On Oct. 11 in Dallas, Ryan tackled Cowboys quarterback Dak Prescott, whose leg bent at an odd angle, resulting in a compound fracture of his right ankle that ended his season. Prescott had started all 69 Dallas games since entering the league in 2016 and no one was more upset to see the streak end than Ryan.
"I was the first one there kneeling by him, I felt horrible," Ryan said. "I wanted to beat the Cowboys as bad as anyone else, but I didn't want to hurt Dak Prescott. He worked really hard to get where he's at. I think he's a really good player, good human being, and I felt bad for him. I felt really bad. We don't ever wish for injuries here. I think there is a brotherhood in this league. Especially the longer you've been in it, you cherish the opportunity to have such a great job like we have."

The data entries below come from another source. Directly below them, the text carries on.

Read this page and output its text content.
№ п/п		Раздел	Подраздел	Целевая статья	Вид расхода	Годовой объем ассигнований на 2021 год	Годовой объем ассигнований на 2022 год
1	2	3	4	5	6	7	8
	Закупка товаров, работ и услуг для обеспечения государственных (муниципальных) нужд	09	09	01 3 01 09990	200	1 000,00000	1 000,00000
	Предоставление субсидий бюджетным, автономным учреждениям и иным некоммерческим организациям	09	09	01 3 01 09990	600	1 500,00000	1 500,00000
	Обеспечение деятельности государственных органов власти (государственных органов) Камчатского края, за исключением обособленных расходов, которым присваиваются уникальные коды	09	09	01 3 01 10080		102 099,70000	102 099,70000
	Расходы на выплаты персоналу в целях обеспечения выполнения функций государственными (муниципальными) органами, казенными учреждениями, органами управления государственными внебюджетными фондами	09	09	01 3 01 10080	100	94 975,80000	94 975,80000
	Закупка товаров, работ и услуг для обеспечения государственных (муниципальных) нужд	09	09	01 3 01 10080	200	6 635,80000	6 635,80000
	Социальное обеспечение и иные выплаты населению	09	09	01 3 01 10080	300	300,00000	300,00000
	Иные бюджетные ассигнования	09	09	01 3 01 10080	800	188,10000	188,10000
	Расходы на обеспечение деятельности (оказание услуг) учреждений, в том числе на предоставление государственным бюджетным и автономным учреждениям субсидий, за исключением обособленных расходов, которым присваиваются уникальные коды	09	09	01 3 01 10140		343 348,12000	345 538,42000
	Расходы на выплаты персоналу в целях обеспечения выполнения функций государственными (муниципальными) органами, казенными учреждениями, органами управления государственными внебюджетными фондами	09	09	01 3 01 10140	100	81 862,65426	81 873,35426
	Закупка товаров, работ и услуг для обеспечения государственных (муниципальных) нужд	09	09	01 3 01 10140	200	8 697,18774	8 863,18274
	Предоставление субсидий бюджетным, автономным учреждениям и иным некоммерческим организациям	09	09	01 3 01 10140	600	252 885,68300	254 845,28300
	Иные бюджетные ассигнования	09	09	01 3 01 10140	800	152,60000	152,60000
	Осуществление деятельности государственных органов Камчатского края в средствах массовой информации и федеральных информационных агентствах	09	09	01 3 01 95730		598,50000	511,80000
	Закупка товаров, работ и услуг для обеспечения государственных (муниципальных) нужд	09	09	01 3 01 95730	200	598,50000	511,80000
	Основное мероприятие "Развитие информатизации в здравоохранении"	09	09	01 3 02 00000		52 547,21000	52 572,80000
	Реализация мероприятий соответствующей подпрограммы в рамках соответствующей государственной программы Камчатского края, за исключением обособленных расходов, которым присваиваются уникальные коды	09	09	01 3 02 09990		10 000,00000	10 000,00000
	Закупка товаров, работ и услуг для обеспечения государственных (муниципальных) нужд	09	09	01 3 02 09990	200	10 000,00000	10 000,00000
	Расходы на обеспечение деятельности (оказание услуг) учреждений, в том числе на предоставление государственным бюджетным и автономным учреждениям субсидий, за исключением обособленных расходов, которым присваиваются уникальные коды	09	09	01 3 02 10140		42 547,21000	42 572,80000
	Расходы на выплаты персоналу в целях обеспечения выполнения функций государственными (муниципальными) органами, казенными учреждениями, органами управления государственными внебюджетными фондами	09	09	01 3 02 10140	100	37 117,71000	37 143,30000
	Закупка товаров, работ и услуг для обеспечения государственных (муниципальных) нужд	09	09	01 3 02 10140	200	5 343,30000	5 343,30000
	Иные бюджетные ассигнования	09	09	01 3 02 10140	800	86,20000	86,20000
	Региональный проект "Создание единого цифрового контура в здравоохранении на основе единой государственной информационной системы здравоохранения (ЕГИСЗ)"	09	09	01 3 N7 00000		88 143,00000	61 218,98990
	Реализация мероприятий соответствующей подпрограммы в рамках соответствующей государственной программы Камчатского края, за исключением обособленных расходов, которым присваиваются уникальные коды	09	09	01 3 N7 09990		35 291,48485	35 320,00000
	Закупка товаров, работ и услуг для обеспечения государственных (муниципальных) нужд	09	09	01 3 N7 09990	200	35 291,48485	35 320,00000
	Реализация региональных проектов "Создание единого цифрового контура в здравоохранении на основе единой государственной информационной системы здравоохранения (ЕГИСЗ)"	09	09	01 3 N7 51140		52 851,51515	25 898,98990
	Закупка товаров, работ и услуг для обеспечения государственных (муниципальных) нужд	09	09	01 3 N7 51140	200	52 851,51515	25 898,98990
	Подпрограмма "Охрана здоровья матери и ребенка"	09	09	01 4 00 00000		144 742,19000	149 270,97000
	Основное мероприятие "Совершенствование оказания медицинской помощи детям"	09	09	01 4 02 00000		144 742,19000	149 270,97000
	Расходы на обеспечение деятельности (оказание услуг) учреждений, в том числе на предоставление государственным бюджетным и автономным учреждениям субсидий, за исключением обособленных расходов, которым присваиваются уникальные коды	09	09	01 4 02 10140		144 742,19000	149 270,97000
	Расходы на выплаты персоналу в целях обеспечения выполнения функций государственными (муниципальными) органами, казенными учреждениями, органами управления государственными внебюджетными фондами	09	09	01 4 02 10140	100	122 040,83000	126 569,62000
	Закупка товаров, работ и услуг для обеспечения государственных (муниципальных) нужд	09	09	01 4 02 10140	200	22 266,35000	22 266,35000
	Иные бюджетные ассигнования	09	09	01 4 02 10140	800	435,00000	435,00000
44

Three weeks later, Ryan was departing MetLife Stadium at 1 a.m. following the Giants' Monday night loss to the Tampa Bay Buccaneers when he received a phone call from his wife, Ashley. She had flown to Florida, where they have a home, so she could vote in the presidential election. She told her husband she had extreme stomach pains. Only after Ryan conferred with Giants assistant athletic trainer Justin Maher did Ashley agree to go to a hospital. The decision saved her life, because doctors discovered an ectopic pregnancy and she underwent emergency surgery.
Logan and Ashley have a daughter, Avery, and a son, Otto, and during that unsettling and difficult week, the brotherhood – not only of NFL players but the wider world of football - was there for Ryan.
"I heard from everybody," Ryan said. "Hundreds of messages when I went public with that information. So many people. College coaches, coaches who recruited me in college and I didn't go to their schools, teammates, former teammates, all over the NFL. I really think that my personality aligns with a lot of good people, and those people support me and I support them, and I'm there for them. We understand in 2020 how important life is outside of football, more than ever, with the losses that everyone has dealt with, the hardships that everyone has dealt with in this country. I think for our story to be out there like that, a lot of people showed me support and really pushed me to keep going and to try to manage everything and to be a father and a husband first. That was my biggest priority, and it ended up helping my family out a ton."
"I'm not married, so I can't imagine what he was going through," said safety Jabrill Peppers, who starts next to Ryan at the back of the Giants' defense. "To be honest, you wouldn't even tell by the way he comes to work every day. He's a leader, he has experience, and he's hard on us. He didn't talk about it with us. That's just the way he is. He's a pro's pro."
And a pro worthy of the Art Rooney Award.